The good weather continued today, and Marlene and I went to the post office together to get the $10 that Grandma mailed me exchanged into €. The elderly man behind us overheard us talking in English and introduced himself. He was French, but he spoke English perfectly, so well that I couldn't believe it wasn't his first language. After we left the post office he treated us to drinks at a local bar. We talked about the difficulties we've had living in a foreign country, and he told us about his second home in Anchorage, Alaska, where it's dark for months on end during the winter. After that Marlene and I walked to the hotel, and she made reservations for her parents, who are coming to visit her in March. We came back through a path in the forest. One day during this vacation, I hope to pack a lunch, hop on the bike Nathalie gave us, and spend the whole day riding through the forest. I also want to take a tour of François I's château and attend Mass in the thirteenth-century church. Sarah is using the vacation time to learn German from Marlene. Why she wants to learn German I don't know, because she makes many mistakes in English and even more in French, and I think trying to learn another language will just make her more confused, not less. But Marlene said she was a good student.

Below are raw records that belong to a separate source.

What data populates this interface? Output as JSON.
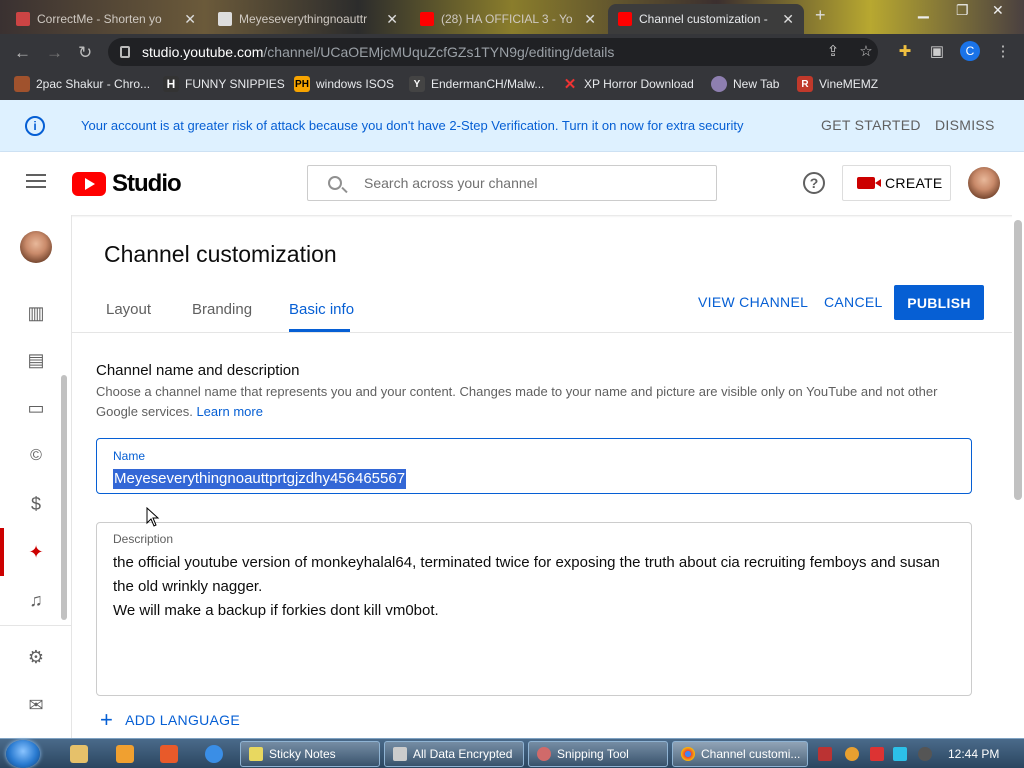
{
  "browser": {
    "tabs": [
      {
        "title": "CorrectMe - Shorten yo"
      },
      {
        "title": "Meyeseverythingnoauttr"
      },
      {
        "title": "(28) HA OFFICIAL 3 - Yo"
      },
      {
        "title": "Channel customization -"
      }
    ],
    "url_domain": "studio.youtube.com",
    "url_path": "/channel/UCaOEMjcMUquZcfGZs1TYN9g/editing/details",
    "profile_initial": "C",
    "bookmarks": [
      {
        "label": "2pac Shakur - Chro..."
      },
      {
        "label": "FUNNY SNIPPIES"
      },
      {
        "label": "windows ISOS"
      },
      {
        "label": "EndermanCH/Malw..."
      },
      {
        "label": "XP Horror Download"
      },
      {
        "label": "New Tab"
      },
      {
        "label": "VineMEMZ"
      }
    ]
  },
  "banner": {
    "message": "Your account is at greater risk of attack because you don't have 2-Step Verification. Turn it on now for extra security",
    "get_started": "GET STARTED",
    "dismiss": "DISMISS"
  },
  "header": {
    "logo_text": "Studio",
    "search_placeholder": "Search across your channel",
    "create_label": "CREATE"
  },
  "sidebar": {
    "icons": [
      "analytics-icon",
      "comments-icon",
      "subtitles-icon",
      "copyright-icon",
      "monetization-icon",
      "customization-icon",
      "audio-library-icon",
      "settings-icon",
      "feedback-icon"
    ]
  },
  "page": {
    "title": "Channel customization",
    "tabs": [
      "Layout",
      "Branding",
      "Basic info"
    ],
    "active_tab": "Basic info",
    "view_channel": "VIEW CHANNEL",
    "cancel": "CANCEL",
    "publish": "PUBLISH",
    "section_title": "Channel name and description",
    "section_desc": "Choose a channel name that represents you and your content. Changes made to your name and picture are visible only on YouTube and not other Google services.",
    "learn_more": "Learn more",
    "name_label": "Name",
    "name_value": "Meyeseverythingnoauttprtgjzdhy456465567",
    "description_label": "Description",
    "description_line1": "the official youtube version of monkeyhalal64, terminated twice for exposing the truth about cia recruiting femboys and susan the old wrinkly nagger.",
    "description_line2": "We will make a backup if forkies dont kill vm0bot.",
    "add_language": "ADD LANGUAGE"
  },
  "taskbar": {
    "items": [
      {
        "label": "Sticky Notes"
      },
      {
        "label": "All Data Encrypted"
      },
      {
        "label": "Snipping Tool"
      },
      {
        "label": "Channel customi..."
      }
    ],
    "clock": "12:44 PM"
  },
  "colors": {
    "accent": "#065fd4",
    "brand_red": "#ff0000",
    "banner_bg": "#def1ff"
  }
}
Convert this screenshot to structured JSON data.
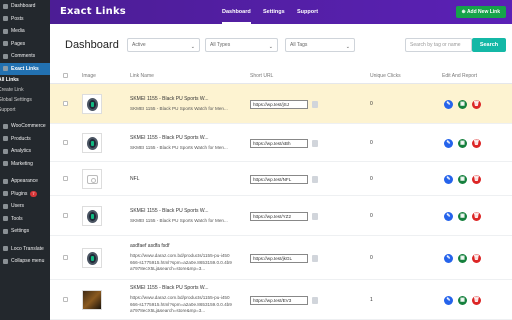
{
  "sidebar": {
    "items": [
      {
        "label": "Dashboard",
        "icon": "dashboard-icon"
      },
      {
        "label": "Posts",
        "icon": "pin-icon"
      },
      {
        "label": "Media",
        "icon": "media-icon"
      },
      {
        "label": "Pages",
        "icon": "pages-icon"
      },
      {
        "label": "Comments",
        "icon": "comment-icon"
      },
      {
        "label": "Exact Links",
        "icon": "link-icon",
        "active": true
      }
    ],
    "submenu": [
      "All Links",
      "Create Link",
      "Global Settings",
      "Support"
    ],
    "items2": [
      {
        "label": "WooCommerce",
        "icon": "woo-icon"
      },
      {
        "label": "Products",
        "icon": "products-icon"
      },
      {
        "label": "Analytics",
        "icon": "analytics-icon"
      },
      {
        "label": "Marketing",
        "icon": "marketing-icon"
      }
    ],
    "items3": [
      {
        "label": "Appearance",
        "icon": "appearance-icon"
      },
      {
        "label": "Plugins",
        "icon": "plugins-icon",
        "badge": "7"
      },
      {
        "label": "Users",
        "icon": "users-icon"
      },
      {
        "label": "Tools",
        "icon": "tools-icon"
      },
      {
        "label": "Settings",
        "icon": "settings-icon"
      }
    ],
    "items4": [
      {
        "label": "Loco Translate",
        "icon": "translate-icon"
      },
      {
        "label": "Collapse menu",
        "icon": "collapse-icon"
      }
    ]
  },
  "topbar": {
    "logo": "Exact Links",
    "tabs": [
      "Dashboard",
      "Settings",
      "Support"
    ],
    "active_tab": "Dashboard",
    "add_button": "⊕ Add New Link",
    "accent": "#5b21b6"
  },
  "toolbar": {
    "title": "Dashboard",
    "status_select": "Active",
    "types_select": "All Types",
    "tags_select": "All Tags",
    "search_placeholder": "Search by tag or name",
    "search_button": "Search"
  },
  "table": {
    "headers": [
      "Image",
      "Link Name",
      "Short URL",
      "Unique Clicks",
      "Edit And Report"
    ],
    "rows": [
      {
        "name1": "SKMEI 1155 - Black PU Sports W...",
        "name2": [
          "SKMEI 1155 - Black PU Sports Watch for Men..."
        ],
        "short_url": "https://wp.test/jSJ",
        "clicks": "0",
        "image": "watch",
        "highlight": true
      },
      {
        "name1": "SKMEI 1155 - Black PU Sports W...",
        "name2": [
          "SKMEI 1155 - Black PU Sports Watch for Men..."
        ],
        "short_url": "https://wp.test/xBh",
        "clicks": "0",
        "image": "watch"
      },
      {
        "name1": "NFL",
        "name2": [],
        "short_url": "https://wp.test/NFL",
        "clicks": "0",
        "image": "placeholder"
      },
      {
        "name1": "SKMEI 1155 - Black PU Sports W...",
        "name2": [
          "SKMEI 1155 - Black PU Sports Watch for Men..."
        ],
        "short_url": "https://wp.test/YZ2",
        "clicks": "0",
        "image": "watch"
      },
      {
        "name1": "asdfaef asdfa fsdf",
        "name2": [
          "https://www.daraz.com.bd/products/1155-pu-i450",
          "666-s1775915.html?spm=a2a0e.8653159.0.0.4b9",
          "a7978ecX5Lj&search=store&mp=3..."
        ],
        "short_url": "https://wp.test/jkGL",
        "clicks": "0",
        "image": "watch"
      },
      {
        "name1": "SKMEI 1155 - Black PU Sports W...",
        "name2": [
          "https://www.daraz.com.bd/products/1155-pu-i450",
          "666-s1775915.html?spm=a2a0e.8653159.0.0.4b9",
          "a7978ecX5Lj&search=store&mp=3..."
        ],
        "short_url": "https://wp.test/EV3",
        "clicks": "1",
        "image": "photo"
      }
    ]
  }
}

Since I arrived in Villers-Cotterêts, I've heard this town put down an amazingly times, both by the other assistants and the French people who live here. This town is so small. There's nothing to do here. Everything is closed by 8 pm. As I standing in front of the crucifix on Monday, I struck  by the beautiful view of the hills and the forest, and I thought about those complaints, and about what it means to happy. For a long time I thought that happiness was something that was given to you, that it depended on the things and people around you. But it's occurred to me that happiness is something we have to look for, and it depends on us and our own ability to find and recognize it. In Ponette, one of my favorite movies, Ponette says of her late mother, "She told me to learn to be happy." This made me think about Dad. He never graduated from college, but he was so smart, and he could have had a much better job than he did. But I still laugh when I remember when he told me the meaning of his license plate number (X27 TFJ, which meant he was Agent X27 of the Texans For Justice, for those of you who never heard the joke). I know this sounds cheesy, but I think real happiness comes from things like that, finding the humor, joy, or beauty of everyday moments. And I'm writing this down because I feel like I have traveled somewhere recently, not in France but inside myself, and I don't want to forget that place or how to get there.